The competition for eyeballs over the coming months will be intense. Trust in the media will be tested. At the expense of quality reports, publications will want to attract more readers and hope to shore up their revenue base. But will they do so at the expense of quality reporting? Or will they resort to be content farms, churning out hundreds of articles that inspire clicks?

To mitigate this negative trend, bailout and new funding for media publishers are needed urgently.

Publications like Premium Times and The Cable have received grants over the last few years. This funding has allowed them to continue impressive investigative journalism. Yet both publications and their reporters continue to face serious challenges and pressure from the government and many interest groups over the reports they publish. However, the financial independence of these publications reduces their exposure to interference.

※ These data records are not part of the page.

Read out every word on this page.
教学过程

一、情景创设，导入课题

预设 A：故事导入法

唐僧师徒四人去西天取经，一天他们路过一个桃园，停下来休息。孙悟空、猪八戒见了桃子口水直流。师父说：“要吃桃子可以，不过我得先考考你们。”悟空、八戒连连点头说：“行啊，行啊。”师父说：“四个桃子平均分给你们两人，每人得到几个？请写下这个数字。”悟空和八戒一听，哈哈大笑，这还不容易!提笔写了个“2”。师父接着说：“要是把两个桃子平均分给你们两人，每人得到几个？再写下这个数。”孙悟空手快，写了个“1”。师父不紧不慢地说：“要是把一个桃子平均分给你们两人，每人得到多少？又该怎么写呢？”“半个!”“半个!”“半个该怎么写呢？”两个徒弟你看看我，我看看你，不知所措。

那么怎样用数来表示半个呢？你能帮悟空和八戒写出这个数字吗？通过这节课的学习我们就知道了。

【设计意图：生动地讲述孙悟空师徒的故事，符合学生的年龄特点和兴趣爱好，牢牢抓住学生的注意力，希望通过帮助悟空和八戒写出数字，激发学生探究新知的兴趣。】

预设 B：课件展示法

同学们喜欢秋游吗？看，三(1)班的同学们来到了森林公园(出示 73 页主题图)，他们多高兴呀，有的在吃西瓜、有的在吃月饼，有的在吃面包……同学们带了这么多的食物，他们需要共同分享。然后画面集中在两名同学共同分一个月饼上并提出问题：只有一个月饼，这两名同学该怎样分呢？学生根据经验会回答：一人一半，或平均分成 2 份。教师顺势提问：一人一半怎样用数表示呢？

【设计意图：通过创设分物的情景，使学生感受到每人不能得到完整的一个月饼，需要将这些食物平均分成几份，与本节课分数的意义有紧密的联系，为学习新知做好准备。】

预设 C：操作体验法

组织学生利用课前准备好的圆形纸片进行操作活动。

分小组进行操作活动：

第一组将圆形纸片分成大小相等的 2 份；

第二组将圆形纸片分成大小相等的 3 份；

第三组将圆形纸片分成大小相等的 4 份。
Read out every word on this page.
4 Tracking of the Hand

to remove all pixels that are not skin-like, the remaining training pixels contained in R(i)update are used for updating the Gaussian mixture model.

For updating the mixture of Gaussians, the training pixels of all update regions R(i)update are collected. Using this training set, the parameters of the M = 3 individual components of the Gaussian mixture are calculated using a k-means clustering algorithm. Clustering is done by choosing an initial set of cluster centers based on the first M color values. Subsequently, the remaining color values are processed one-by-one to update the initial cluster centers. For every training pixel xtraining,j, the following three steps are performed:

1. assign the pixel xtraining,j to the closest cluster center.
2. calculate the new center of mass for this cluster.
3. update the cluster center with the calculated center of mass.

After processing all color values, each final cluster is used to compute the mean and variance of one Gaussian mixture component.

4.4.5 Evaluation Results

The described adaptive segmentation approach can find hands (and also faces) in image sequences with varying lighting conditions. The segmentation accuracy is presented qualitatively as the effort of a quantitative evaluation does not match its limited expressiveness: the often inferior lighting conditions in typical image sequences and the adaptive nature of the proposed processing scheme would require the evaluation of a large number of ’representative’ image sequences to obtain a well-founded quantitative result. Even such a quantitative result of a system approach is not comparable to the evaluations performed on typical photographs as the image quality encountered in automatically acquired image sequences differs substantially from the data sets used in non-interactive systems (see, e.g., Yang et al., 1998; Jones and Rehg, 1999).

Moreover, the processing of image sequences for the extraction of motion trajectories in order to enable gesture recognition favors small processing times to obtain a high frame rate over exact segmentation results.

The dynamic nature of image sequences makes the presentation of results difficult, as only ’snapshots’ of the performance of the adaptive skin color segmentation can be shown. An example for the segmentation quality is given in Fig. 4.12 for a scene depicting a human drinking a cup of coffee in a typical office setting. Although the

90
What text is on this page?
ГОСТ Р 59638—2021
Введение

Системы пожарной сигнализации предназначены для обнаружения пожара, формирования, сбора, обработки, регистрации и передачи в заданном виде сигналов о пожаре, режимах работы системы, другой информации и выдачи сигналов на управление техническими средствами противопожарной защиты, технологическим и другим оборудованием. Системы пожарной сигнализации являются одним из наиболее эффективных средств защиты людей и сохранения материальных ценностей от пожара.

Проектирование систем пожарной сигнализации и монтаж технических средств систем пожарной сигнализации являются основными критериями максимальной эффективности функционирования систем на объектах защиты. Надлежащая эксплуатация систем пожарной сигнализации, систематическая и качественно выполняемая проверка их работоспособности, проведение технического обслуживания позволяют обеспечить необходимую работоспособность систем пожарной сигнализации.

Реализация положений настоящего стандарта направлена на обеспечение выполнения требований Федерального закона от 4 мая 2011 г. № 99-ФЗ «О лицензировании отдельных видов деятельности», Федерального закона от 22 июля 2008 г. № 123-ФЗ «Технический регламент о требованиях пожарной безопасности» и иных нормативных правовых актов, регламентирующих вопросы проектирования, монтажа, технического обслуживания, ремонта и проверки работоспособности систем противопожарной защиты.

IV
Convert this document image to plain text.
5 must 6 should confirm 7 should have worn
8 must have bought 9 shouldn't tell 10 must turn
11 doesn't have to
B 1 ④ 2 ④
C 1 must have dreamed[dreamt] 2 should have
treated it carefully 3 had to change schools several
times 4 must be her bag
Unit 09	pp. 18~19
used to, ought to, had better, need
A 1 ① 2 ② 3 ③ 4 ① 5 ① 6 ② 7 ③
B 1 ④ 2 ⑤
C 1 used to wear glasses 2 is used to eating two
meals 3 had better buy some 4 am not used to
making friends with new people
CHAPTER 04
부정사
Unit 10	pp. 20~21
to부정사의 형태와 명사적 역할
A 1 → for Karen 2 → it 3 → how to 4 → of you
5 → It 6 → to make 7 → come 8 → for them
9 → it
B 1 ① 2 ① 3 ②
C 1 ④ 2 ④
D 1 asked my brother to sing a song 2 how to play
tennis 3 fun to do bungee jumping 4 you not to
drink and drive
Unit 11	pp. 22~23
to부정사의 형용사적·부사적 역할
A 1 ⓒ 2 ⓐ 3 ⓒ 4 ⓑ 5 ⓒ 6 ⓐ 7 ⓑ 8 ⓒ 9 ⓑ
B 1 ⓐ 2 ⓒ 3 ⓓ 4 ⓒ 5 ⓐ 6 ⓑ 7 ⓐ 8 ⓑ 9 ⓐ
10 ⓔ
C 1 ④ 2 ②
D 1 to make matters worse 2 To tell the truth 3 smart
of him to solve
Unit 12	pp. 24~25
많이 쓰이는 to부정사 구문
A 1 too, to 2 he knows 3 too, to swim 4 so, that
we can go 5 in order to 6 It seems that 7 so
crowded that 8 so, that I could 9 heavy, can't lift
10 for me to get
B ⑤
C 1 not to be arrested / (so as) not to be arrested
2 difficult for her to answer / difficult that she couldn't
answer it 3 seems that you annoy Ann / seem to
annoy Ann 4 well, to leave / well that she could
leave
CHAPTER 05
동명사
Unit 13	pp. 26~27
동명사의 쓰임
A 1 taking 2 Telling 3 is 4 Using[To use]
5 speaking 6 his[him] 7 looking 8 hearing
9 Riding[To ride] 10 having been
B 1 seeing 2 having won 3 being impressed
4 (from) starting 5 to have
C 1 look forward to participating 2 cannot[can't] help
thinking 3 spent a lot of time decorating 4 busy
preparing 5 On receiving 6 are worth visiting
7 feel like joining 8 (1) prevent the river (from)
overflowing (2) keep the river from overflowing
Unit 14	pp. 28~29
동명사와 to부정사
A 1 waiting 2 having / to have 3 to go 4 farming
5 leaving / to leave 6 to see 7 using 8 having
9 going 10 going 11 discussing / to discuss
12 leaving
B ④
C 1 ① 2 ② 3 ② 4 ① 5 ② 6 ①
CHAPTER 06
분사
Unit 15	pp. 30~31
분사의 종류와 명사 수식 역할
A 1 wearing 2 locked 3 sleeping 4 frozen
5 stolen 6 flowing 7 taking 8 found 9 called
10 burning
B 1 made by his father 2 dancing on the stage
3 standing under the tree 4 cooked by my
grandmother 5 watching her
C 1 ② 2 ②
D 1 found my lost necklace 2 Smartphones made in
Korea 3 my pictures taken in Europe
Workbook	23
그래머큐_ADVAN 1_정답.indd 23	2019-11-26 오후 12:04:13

Unfortunately, many Nigerian publications do not have access to this level of funding. After maxing out their current revenue streams, many publications will seek funding from alternative sources. 

But according to Lolade Nwanze, there is a risk that bailout from the wrong sources could kill the independent media, and by extension, misinformation could increase.

“We’ve not seen fake news,” she said. “If formal media collapses, it’s going to implode from the inside.”

“It won’t collapse in the sense that everything will fall apart. Rather what’s going to happen is that the big guns, the money bags could take over. And that essentially is death to journalism. They will determine what stories get reported, [and] essentially they become their propaganda machines. There would be nobody to fact check anything.”

The Nigerian government has set up a relief fund for businesses and households since the outbreak of the virus. Media industry bodies including the Broadcasting Organisations of Nigeria (BON) and the Newspaper Proprietors Association of Nigeria (NPAN), have called on the government to assist with bailout fund for the industry. At a virtual meeting on June 17, the Minister of Information and Culture, Lai Mohammed promised to help secure a ₦10 billion Media Intervention Fund from the country’s Central Bank.

In the meantime, Aladekomo says the “changes that media businesses need to make are fundamental, difficult and tough. It’s not a surprise that many publications are not up to the challenge of making those changes.”